Die zahlreichen Sünden der Vergangenheit holen den VfB Stuttgart in dieser Saison ein, der zweite Bundesligaabstieg ist realistischer denn je. Es gibt nur noch zwei Fünkchen Hoffnung.
Natürlich sind die Diskussionen längst in vollem Gange, davor ist auch einer wie Huub Stevens auf seine älteren Tage nicht gefeit. Der Niederländer hat ja schon einiges erlebt in seiner Karriere, hat Titel errungen und schmerzhafte Niederlage einstecken müssen, er war der Anführer der Eurofighter und Meister der Herzen und ist auf Schalke für immer der Trainer des Jahrhunderts.
So weit wird es Stevens beim VfB Stuttgart wohl nicht mehr bringen. Die Schwaben sind Letzter, ein ausgebrannter Verein mit einer paralysierten Mannschaft und einem Trainer, der zum ersten Mal in mehr als zwei Jahrzehnten Trainerdasein völlig ratlos wirkt.
Im Spätherbst war die Entzückung zumindest der Stuttgarter Verantwortlichen groß, als sie den vermeintlichen Retter ein zweites Mal an den Neckar locken konnten. Dass Stevens aber lediglich mit der Vorempfehlung von einem errungenen Punkt pro Partie während seines ersten Intermezzos aufwarten konnte, wurde geflissentlich übersehen.
Derzeit hat Stevens nicht einmal mehr das geschafft. In den zehn Spielen unter seiner Regie hat der VfB ganze zwei gewonnen, dafür aber fünf verloren und im Schnitt nur 0,9 Punkte geholt. Aus den fünf Partien nach der Winterpause ist es bisher ein lausiger Zähler, es sind die Schreckenszahlen eines kommenden Absteigers.
Wer genau hinhört, bekommt spätestens seit dem 1:2 in Hoffenheim vor zwei Wochen mit, wie die Bosse vorsichtiger geworden sind mit ihren Treueschwüren für den Niederländer. Sportvorstand Robin Dutt hält sich das eine oder andere Hintertürchen offen, Präsident Bernd Wahler, der Stevens unbedingt ins Amt hieven wollte, hat sich seit einigen Wochen komplett aus der Öffentlichkeit zurückgezogen.
Dabei bedarf es genau jetzt eines starken Mannes, um die längst um sich greifende Schockstarre auf dem Wasen noch entscheiden zu durchbrechen.

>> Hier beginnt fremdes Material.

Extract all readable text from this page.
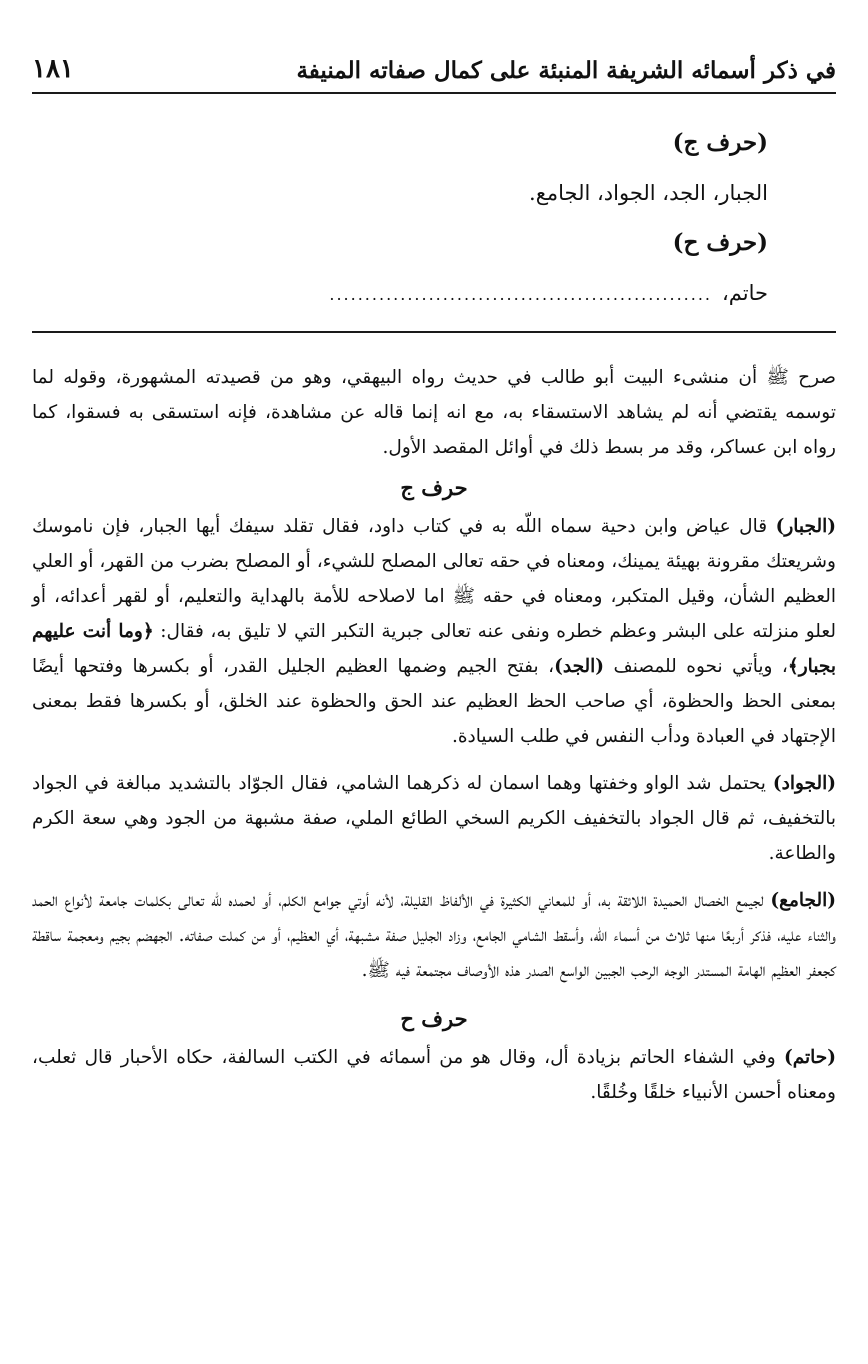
في ذكر أسمائه الشريفة المنبئة على كمال صفاته المنيفة
١٨١
(حرف ج)
الجبار، الجد، الجواد، الجامع.
(حرف ح)
حاتم،......................................................

صرح ﷺ أن منشىء البيت أبو طالب في حديث رواه البيهقي، وهو من قصيدته المشهورة، وقوله لما توسمه يقتضي أنه لم يشاهد الاستسقاء به، مع انه إنما قاله عن مشاهدة، فإنه استسقى به فسقوا، كما رواه ابن عساكر، وقد مر بسط ذلك في أوائل المقصد الأول.

حرف ج

(الجبار) قال عياض وابن دحية سماه اللّه به في كتاب داود، فقال تقلد سيفك أيها الجبار، فإن ناموسك وشريعتك مقرونة بهيئة يمينك، ومعناه في حقه تعالى المصلح للشيء، أو المصلح بضرب من القهر، أو العلي العظيم الشأن، وقيل المتكبر، ومعناه في حقه ﷺ اما لاصلاحه للأمة بالهداية والتعليم، أو لقهر أعدائه، أو لعلو منزلته على البشر وعظم خطره ونفى عنه تعالى جبرية التكبر التي لا تليق به، فقال: ﴿وما أنت عليهم بجبار﴾، ويأتي نحوه للمصنف (الجد)، بفتح الجيم وضمها العظيم الجليل القدر، أو بكسرها وفتحها أيضًا بمعنى الحظ والحظوة، أي صاحب الحظ العظيم عند الحق والحظوة عند الخلق، أو بكسرها فقط بمعنى الإجتهاد في العبادة ودأب النفس في طلب السيادة.

(الجواد) يحتمل شد الواو وخفتها وهما اسمان له ذكرهما الشامي، فقال الجوّاد بالتشديد مبالغة في الجواد بالتخفيف، ثم قال الجواد بالتخفيف الكريم السخي الطائع الملي، صفة مشبهة من الجود وهي سعة الكرم والطاعة.

(الجامع) لجيمع الخصال الحميدة اللائقة به، أو للمعاني الكثيرة في الألفاظ القليلة، لأنه أوتي جوامع الكلم، أو لحمده للّه تعالى بكلمات جامعة لأنواع الحمد والثناء عليه، فذكر أربعًا منها ثلاث من أسماء اللّه، وأسقط الشامي الجامع، وزاد الجليل صفة مشبهة، أي العظيم، أو من كملت صفاته. الجهضم بجيم ومعجمة ساقطة كجعفر العظيم الهامة المستدر الوجه الرحب الجبين الواسع الصدر هذه الأوصاف مجتمعة فيه ﷺ.

حرف ح

(حاتم) وفي الشفاء الحاتم بزيادة أل، وقال هو من أسمائه في الكتب السالفة، حكاه الأحبار قال ثعلب، ومعناه أحسن الأنبياء خلقًا وخُلقًا.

Mittlerweile scheinen sich große Teile der Fans und des Umfelds und - man muss es so hart sagen - auch einige Profis mit dem Gedanken arrangiert zu haben, dass ab der kommenden Saison und dann auf unbestimmte Zeit nur noch zweitklassiger Fußball in der Mercedes-Benz Arena zu sehen sein wird.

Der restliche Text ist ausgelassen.